In October, Joyce saw that Holly’s mother was getting more and more anxious about where they’d go when they had to move off the river for the winter. “This lot was just sitting here,” Joyce said, so in they came, “to make sure that she was safe for the winter.” Or safer, anyway, than down on the parkway. Here, even through the storms, “her tent hasn’t fallen, and she hasn’t had to stress about that, which is all that matters.”

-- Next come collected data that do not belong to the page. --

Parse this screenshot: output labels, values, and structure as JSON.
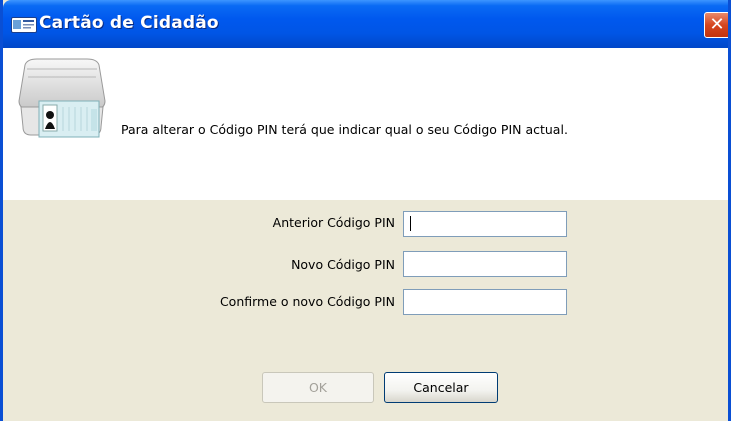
{
  "window": {
    "title": "Cartão de Cidadão",
    "close_label": "✕"
  },
  "header": {
    "message": "Para alterar o Código PIN terá que indicar qual o seu Código PIN actual.",
    "image_icon": "card-reader-icon"
  },
  "form": {
    "old_pin_label": "Anterior Código PIN",
    "old_pin_value": "",
    "new_pin_label": "Novo Código PIN",
    "new_pin_value": "",
    "confirm_pin_label": "Confirme o novo Código PIN",
    "confirm_pin_value": ""
  },
  "buttons": {
    "ok_label": "OK",
    "ok_enabled": false,
    "cancel_label": "Cancelar"
  },
  "colors": {
    "titlebar": "#0055e5",
    "dialog_background": "#ece9d8",
    "input_border": "#7f9db9"
  }
}
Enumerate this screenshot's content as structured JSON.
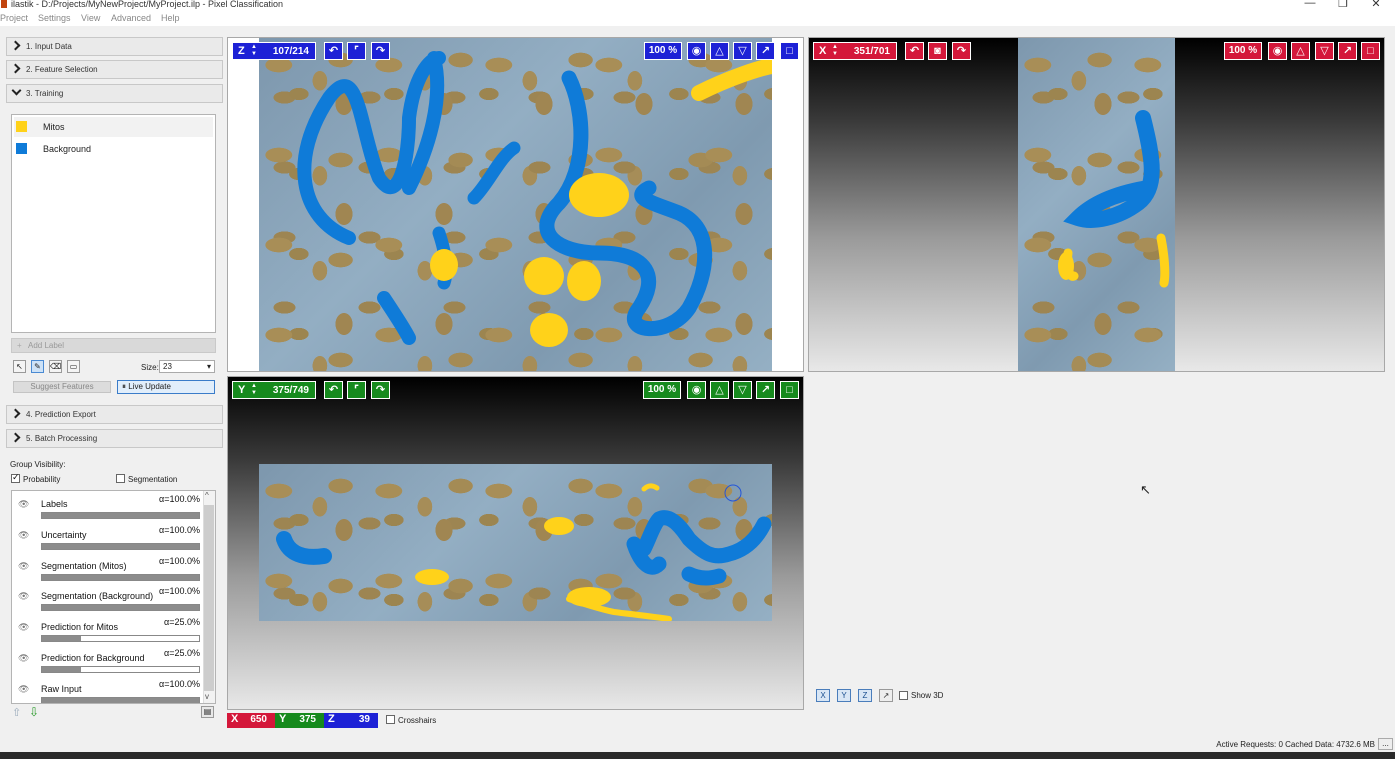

‘We saved 50 lives this winter’

Joyce, her wife Sharon Jones, and the other residents have been negotiating with the city on leasing the property ever since Sacramento canceled plans to sweep the place in November. And they have always said that any deal had to include permanent housing for Holly and her mother, Deborah Casillas.

The way they run the place, where 57 people live in RVs and tents, could and should be a model for other such communities: The women who are in charge here clean the common areas constantly, take turns on security duty all through the night, and keep new residents from moving in, though with sweeps happening elsewhere, that isn’t easy.

“They get a little cranky, but it can’t happen,” says Joyce, who usually only goes to sleep when it’s morning, after keeping watch all night. “We’re predominantly women and we all come together and just say no.” As a result, “we saved 50 lives this winter. I want this camp to be successful and look sharp doing it. …We’re trying to take a negative and turn it into a positive.”

When I ask Holly about the community that’s come together to support her, she groans: “You know I’m not good at that stuff.” Talking about her feelings, she means. But OK, “I love Sharon and Joyce to death, and if I need anything, just about anybody in here will help me. We’re better than a community; it’s a family we created.”

If — no, when — she does get a place, won’t she miss that family? “It will be a little transition, but am I going to miss being outside? No! I have no reservations,” and she is counting on staying connected.

What she’s most looking forward to is the physical therapy she can’t get here, which she hopes will let her have “more of a life outside this bed.” And the more that’s possible, the more she can lobby for others in this situation.

When Holly was on the river, she says, she’d hear another disabled woman in a nearby tent “scream and cry every day in pain, and it killed me that there was nothing for her.”

The women of Camp Resolution see beyond their own suffering, and that’s what makes it feel safe.

Holly Porter lives in a tent along the American River in Sacramento in 2022, after she was swept in April from the Colfax Street encampment. She has since returned to the camp in North Sacramento. When she was on the river, she said she’d hear a disabled woman in a nearby tent “scream and cry every day in pain, and it killed me that there was nothing for her.”